Not just anybody can be Jeli. They are highly trained individuals and the skills are handed down through generations of specific families.
Jelis have the exlucsive right to play the kora, the bala (balafon) and the Koni. In certain areas Jelis also play the Jeli dundun and the tama.
It is their role to sing and recount Mande social & politcal life.
They are praise singers and often encourage people to act. It is said that they can mould actions out or music in much the same way a blacksmith can mould useful things out of metal.
There are 3 fields of speciality for Jelis
- Speech (kuma) - This usually consists of history, stories, geneologies and proverbs.
- Song (Donkili) - Melodies and lyrics.
- Instrument playing (Maninka: foli, Mandinka: kosiri).
Each skill has completely different training and the end result is high specialisation whichever is chosen.
Most males are skilled in 2 of these areas.
Females are generally singers.
During their early visits to West Africa, the French coined the term guiriot. This developed into a widely used term griot, to refer to these artists who's role in society is not unique to Mande people.

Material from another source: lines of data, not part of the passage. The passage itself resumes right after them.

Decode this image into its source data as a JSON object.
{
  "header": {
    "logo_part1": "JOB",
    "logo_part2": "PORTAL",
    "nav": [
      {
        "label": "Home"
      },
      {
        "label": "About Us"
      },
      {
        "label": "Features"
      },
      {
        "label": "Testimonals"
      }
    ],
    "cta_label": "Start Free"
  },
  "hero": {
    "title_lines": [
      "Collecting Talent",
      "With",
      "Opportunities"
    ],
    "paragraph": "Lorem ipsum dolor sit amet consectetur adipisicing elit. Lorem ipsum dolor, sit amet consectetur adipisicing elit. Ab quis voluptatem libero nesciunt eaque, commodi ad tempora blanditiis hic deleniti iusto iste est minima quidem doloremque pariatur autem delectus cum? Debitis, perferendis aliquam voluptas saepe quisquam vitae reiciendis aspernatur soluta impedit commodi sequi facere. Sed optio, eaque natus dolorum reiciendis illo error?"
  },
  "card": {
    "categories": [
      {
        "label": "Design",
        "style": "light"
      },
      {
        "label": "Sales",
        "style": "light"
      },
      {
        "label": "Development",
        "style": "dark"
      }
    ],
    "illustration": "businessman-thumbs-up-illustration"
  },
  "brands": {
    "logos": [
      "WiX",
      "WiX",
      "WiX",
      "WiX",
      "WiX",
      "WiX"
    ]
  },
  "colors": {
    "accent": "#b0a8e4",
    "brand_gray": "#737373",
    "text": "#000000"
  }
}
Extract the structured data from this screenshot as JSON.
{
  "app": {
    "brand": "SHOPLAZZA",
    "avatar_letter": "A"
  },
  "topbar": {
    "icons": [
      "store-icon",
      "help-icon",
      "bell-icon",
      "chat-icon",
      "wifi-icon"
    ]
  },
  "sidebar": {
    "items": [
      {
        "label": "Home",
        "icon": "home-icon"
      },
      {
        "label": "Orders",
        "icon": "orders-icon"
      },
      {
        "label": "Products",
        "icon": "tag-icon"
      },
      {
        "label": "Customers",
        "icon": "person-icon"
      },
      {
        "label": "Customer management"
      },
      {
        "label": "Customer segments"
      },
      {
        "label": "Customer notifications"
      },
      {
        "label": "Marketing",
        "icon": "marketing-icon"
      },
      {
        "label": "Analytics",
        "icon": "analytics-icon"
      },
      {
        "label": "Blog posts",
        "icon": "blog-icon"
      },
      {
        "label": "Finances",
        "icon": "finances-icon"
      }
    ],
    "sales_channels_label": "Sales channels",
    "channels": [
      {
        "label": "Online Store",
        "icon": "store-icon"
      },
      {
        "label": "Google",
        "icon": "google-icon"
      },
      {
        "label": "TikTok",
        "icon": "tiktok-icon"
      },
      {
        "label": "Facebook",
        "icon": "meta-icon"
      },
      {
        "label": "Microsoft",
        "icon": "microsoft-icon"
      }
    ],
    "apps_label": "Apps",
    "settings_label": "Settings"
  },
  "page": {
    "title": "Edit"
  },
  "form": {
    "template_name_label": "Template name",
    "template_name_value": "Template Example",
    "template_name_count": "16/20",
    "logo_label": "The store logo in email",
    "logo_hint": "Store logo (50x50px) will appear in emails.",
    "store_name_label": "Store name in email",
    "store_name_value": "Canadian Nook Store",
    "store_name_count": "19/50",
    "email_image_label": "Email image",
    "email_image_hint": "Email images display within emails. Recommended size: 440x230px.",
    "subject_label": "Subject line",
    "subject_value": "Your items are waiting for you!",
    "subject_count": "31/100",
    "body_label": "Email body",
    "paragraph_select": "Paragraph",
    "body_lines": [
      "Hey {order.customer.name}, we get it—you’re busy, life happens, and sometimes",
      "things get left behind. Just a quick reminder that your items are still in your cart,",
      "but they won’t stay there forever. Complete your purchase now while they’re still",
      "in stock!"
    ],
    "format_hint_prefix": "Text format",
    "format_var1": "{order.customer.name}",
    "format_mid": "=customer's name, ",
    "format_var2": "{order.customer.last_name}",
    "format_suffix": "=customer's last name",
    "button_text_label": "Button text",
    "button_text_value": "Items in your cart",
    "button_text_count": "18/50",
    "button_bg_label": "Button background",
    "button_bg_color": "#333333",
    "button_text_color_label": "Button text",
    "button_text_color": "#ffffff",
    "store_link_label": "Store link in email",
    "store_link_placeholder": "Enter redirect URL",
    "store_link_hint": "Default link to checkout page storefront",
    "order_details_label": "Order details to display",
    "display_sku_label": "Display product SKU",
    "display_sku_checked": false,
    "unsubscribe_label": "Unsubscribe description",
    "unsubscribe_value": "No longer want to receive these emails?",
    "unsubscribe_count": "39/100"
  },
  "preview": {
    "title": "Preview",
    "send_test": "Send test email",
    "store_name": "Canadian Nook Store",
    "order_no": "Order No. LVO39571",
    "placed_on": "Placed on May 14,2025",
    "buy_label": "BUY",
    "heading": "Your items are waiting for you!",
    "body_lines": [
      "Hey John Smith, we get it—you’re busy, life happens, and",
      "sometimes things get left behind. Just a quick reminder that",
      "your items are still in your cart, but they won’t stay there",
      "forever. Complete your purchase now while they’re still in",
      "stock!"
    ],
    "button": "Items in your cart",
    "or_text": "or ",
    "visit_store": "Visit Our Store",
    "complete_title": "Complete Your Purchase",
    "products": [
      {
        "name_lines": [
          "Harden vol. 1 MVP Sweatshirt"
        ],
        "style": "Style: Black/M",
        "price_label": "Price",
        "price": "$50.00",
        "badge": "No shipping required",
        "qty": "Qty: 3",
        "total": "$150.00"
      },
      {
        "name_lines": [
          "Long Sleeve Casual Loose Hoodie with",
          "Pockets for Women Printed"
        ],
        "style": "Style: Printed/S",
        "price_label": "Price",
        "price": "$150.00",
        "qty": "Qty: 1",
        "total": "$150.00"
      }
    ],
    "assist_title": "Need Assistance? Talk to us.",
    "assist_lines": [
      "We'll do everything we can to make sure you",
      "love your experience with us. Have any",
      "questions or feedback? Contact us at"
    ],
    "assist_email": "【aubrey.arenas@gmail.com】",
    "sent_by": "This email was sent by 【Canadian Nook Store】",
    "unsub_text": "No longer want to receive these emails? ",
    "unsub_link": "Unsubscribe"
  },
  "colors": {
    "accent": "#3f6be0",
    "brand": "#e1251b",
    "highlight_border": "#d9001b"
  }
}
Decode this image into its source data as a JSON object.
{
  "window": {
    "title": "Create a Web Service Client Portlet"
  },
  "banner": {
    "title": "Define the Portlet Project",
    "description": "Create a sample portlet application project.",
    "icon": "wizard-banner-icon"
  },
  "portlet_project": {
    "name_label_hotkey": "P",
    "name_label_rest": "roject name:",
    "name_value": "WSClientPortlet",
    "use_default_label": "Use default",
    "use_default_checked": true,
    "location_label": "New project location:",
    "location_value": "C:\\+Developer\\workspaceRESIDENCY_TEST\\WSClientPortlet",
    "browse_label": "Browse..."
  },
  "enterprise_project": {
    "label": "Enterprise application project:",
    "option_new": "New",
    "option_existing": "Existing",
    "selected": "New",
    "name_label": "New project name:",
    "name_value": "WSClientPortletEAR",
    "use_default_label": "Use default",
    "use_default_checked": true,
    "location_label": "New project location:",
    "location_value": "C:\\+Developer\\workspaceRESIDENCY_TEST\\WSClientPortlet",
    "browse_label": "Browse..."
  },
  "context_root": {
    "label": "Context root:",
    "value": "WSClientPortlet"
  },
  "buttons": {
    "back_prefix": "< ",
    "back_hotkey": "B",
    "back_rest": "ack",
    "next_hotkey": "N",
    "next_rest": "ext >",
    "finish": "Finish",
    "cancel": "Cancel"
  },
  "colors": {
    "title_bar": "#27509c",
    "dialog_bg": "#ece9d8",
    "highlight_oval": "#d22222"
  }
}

Certain family names are Jeli, such as Cissokho, Koyate, Conte and Diabate.
The role of the modern Jeli is chaning all the time. They do not have exclusive rights over music performance, but one only has to look at the surnames of leading West Africa artists to see how much they effect they have on it.
The kora is a harp, that is made from a large calabash resonator and has 21 strings. It comes from the Mandinka in the Senegambian regions.
The Koni is a plucked lute and is widespread throughout the western African sahel. There are many types among the Mande including the Maninka koni, Mandinka kontingo, Xasonka koni (or kontin), Bamana ngoni, and the Soninke gambare.
The bala is a wooden xylophone and has been played in West Africa for hunderds of years. There are records of the Balafon that go back to at least the 12th century CE.